Bertelsmann nimmt das hin. "Interessant" findet er jedoch die "Problematik, dass nach § 19 I Bundesverfassungsgerichtsgesetz (BVerfGG) Befangenheitsanträge gestellt werden können, nach überwiegender Auffassung aber nur von den Verfahrensbeteiligten", sagt der Anwalt aus Hamburg. Diese seien nur der Beschwerdeführer und die Verfassungsorgane (§ 94 V BVerfGG), nicht aber diejenige Person, die in der durch Verfassungsbeschwerde angegriffenen Entscheidung begünstigt worden ist – in diesem Fall also Egenberger selbst. Die ist nicht Beteiligte, darf also keinen Befangenheitsantrag stellen, sondern sich nur zur Verfassungsbeschwerde äußern. Bertelsmann hält diesen Ausschluss für verfassungswidrig. Vorgehen wird er gegen den Ausschluss aber nicht. 

"Festhalten an Verfassungsbeschwerde ist geboten"

Für den inzwischen 75-jährigen Anwalt bleibt der Egenberger-Fall also der letzte. Ob das BVerfG in Sinne der Sozialpädagogin entscheiden wird, da ist er sich nicht sicher. Der Senat müsste von seiner bisherigen Rechtsprechung abweichen – oder sich dem EuGH widersetzen.

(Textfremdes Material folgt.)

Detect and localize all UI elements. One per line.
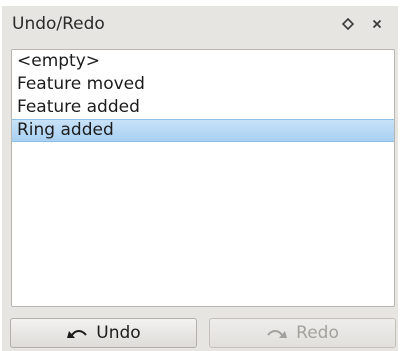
history-item-selected[interactable]: Ring added [12,119,394,142]
undo-button[interactable]: Undo [10,318,197,348]
undo-label: Undo [96,323,141,343]
redo-button[interactable]: Redo [209,318,396,348]
float-diamond-icon[interactable] [340,16,356,32]
history-item[interactable]: <empty> [12,50,394,73]
history-list[interactable]: <empty> Feature moved Feature added Ring… [11,49,395,307]
undo-arrow-icon [66,326,88,340]
close-icon[interactable] [369,16,385,32]
redo-label: Redo [296,323,339,343]
history-item[interactable]: Feature added [12,96,394,119]
undo-redo-panel: Undo/Redo <empty> Feature moved Feature … [2,6,398,351]
panel-title: Undo/Redo [12,14,105,34]
history-item[interactable]: Feature moved [12,73,394,96]
redo-arrow-icon [266,326,288,340]
panel-titlebar[interactable]: Undo/Redo [2,6,398,42]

Das darf das BVerfG zwar, aber Streit mit dem EuGH vermeidet es eigentlich lieber. 

Die Katholische Kirche hat das Thema bereits pragmatisch gelöst: Sie hat bereits 2022 eine neue kirchliche Grundordnung verabschiedet. Damit ist die Religionszugehörigkeit nur dann ein Kriterium bei der Einstellung, wenn sie für die jeweilige Position erforderlich ist. Auch die Diakonie hat ihre Regelungen zum kirchlichen Arbeitsrecht im Jahr 2023 angepasst. 

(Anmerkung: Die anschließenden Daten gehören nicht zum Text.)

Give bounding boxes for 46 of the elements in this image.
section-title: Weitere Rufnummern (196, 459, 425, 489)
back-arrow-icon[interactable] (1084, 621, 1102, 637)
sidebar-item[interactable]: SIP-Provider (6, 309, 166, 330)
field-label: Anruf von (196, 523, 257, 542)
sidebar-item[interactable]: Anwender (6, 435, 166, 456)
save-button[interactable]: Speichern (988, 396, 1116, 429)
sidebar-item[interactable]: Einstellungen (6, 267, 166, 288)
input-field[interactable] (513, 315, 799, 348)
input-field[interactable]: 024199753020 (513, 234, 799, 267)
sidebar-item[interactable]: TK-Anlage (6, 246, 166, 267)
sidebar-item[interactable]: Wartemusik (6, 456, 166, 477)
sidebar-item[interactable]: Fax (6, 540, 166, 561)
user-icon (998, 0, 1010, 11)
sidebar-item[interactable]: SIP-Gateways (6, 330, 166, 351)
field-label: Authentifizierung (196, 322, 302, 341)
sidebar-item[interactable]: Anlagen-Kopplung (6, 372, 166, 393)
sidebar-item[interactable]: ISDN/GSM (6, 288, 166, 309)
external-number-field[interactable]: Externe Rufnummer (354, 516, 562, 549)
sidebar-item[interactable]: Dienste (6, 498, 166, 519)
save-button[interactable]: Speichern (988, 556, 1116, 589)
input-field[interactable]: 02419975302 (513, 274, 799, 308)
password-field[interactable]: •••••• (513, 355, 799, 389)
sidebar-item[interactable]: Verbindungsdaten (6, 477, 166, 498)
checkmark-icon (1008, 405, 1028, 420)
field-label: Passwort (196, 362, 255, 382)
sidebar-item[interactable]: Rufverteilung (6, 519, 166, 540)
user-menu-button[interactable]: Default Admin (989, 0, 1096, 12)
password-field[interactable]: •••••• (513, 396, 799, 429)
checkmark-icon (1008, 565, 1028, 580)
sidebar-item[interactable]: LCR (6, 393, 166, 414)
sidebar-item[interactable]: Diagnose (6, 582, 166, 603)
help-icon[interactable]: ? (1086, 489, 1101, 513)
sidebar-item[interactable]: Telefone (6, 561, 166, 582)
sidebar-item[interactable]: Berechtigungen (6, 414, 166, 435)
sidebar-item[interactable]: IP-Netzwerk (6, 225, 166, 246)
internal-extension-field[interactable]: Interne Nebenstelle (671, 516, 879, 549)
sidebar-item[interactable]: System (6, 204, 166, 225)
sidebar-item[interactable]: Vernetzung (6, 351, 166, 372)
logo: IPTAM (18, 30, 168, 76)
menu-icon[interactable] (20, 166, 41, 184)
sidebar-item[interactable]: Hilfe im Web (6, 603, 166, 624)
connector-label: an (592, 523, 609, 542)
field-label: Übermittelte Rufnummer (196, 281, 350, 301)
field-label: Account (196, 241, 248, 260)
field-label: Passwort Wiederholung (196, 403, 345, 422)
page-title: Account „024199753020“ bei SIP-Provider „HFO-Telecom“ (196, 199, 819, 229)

"Mit der Mitarbeitsrichtlinie der EKD (Richtlinie des Rates über Anforderungen an die berufliche Mitarbeit in der Evangelischen Kirche in Deutschland und ihrer Diakonie) wurde die Frage der Kirchenmitgliedschaft als Anstellungsvoraussetzung neu geregelt", teilt Dr. Jörg Kruttschnitt, Vorstand Finanzen, Personal und Recht beim Evangelisches Werk für Diakonie und Entwicklung e.V. auf LTO-Anfrage mit. "Dabei haben wir sie für Mitarbeitende, die weder eine Profilverantwortung für die Einrichtung noch die Aufgabe einer glaubwürdigen Außenvertretung haben, auch für Nichtkirchenmitglieder geöffnet.”

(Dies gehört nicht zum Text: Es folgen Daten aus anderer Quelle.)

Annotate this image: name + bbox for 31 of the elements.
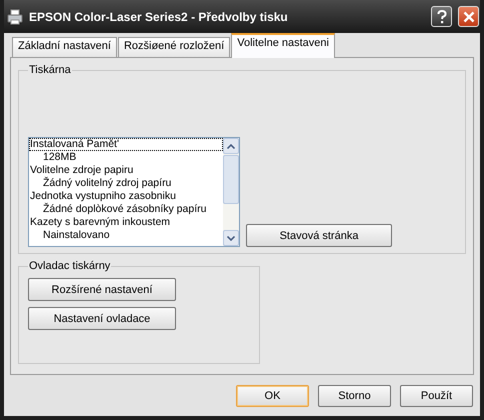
tab[interactable]: Volitelne nastaveni	[231, 33, 335, 58]
list-item[interactable]: Nainstalovano	[29, 229, 223, 242]
driver-button[interactable]: Rozšírené nastavení	[28, 278, 176, 301]
list-item[interactable]: Instalovaná Pamět'	[29, 138, 223, 151]
list-item[interactable]: Žádné doplòkové zásobníky papíru	[29, 203, 223, 216]
printer-icon	[7, 8, 23, 24]
group-title: Ovladac tiskárny	[28, 260, 112, 272]
scrollbar[interactable]	[223, 138, 239, 246]
question-mark-icon	[436, 10, 446, 24]
tab[interactable]: Základní nastavení	[12, 37, 117, 57]
window-title: EPSON Color-Laser Series2 - Předvolby tisku	[29, 10, 289, 24]
status-page-button[interactable]: Stavová stránka	[246, 224, 392, 247]
close-icon	[462, 10, 474, 22]
dialog-button[interactable]: Storno	[318, 385, 391, 407]
scroll-up-button[interactable]	[223, 138, 239, 154]
tab[interactable]: Rozšiøené rozložení	[118, 37, 230, 57]
dialog-button[interactable]: Použít	[400, 385, 473, 407]
list-item[interactable]: Volitelne zdroje papiru	[29, 164, 223, 177]
dialog-button[interactable]: OK	[236, 385, 309, 407]
driver-button[interactable]: Nastavení ovladace	[28, 307, 176, 330]
list-item[interactable]: 128MB	[29, 151, 223, 164]
list-item[interactable]: Žádný volitelný zdroj papíru	[29, 177, 223, 190]
chevron-down-icon	[227, 236, 235, 240]
help-button[interactable]	[431, 6, 452, 27]
group-title: Tiskárna	[28, 64, 72, 76]
scroll-down-button[interactable]	[223, 230, 239, 246]
list-item[interactable]: Jednotka vystupniho zasobniku	[29, 190, 223, 203]
list-item[interactable]: Kazety s barevným inkoustem	[29, 216, 223, 229]
scroll-thumb[interactable]	[223, 155, 239, 204]
close-button[interactable]	[458, 6, 479, 27]
chevron-up-icon	[227, 144, 235, 148]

"Im Fall Egenberger wäre eine solche Profilverantwortung und Außenwirkung nach unserer Auffassung gegeben, zumal es sich in ihrer Referentinnenfunktion um die bundeszentrale Vertretung der spezifisch diakonischen Position der Diakonie in einem bundesweiten Netzwerk handelte. Daher wären wir sogar nach unserem heutigem Rechtsstand durch die Rechtsprechung des BAG und des EUGH beschwert. Das Erfordernis der Kirchenmitgliedschaft orientiert sich nicht an dem untauglichen Begriff der 'Verkündigungsnähe', über die staatliche Stellen nicht befinden können. Außer in Fällen der Tätigkeiten der Verkündigung, der Seelsorge, der evangelischen Bildung oder einer Mitarbeit in besonderer Verantwortlichkeit für das evangelische Profil kann eine Kirchenmitgliedschaft zudem aufgrund der Art der Tätigkeit oder der Umstände ihrer Ausübung erforderlich sein. Auch, um dies klarzustellen, ist das Festhalten an der Verfassungsbeschwerde geboten", so Kruttschnitt.

Während die Diakonie also an der Verfassungsbeschwerde festhält und auf die Entscheidung wartet, sieht es Anwalt Bertelsmann pragmatisch: "Mein erster Fall als Anwalt war eine Verfassungsbeschwerde, sie wurde nach sieben Jahren als 'offensichtlich unbegründet' zurückgewiesen." Die Verfassungsbeschwerde der Diakonie sei hingegen erst fünf Jahre alt.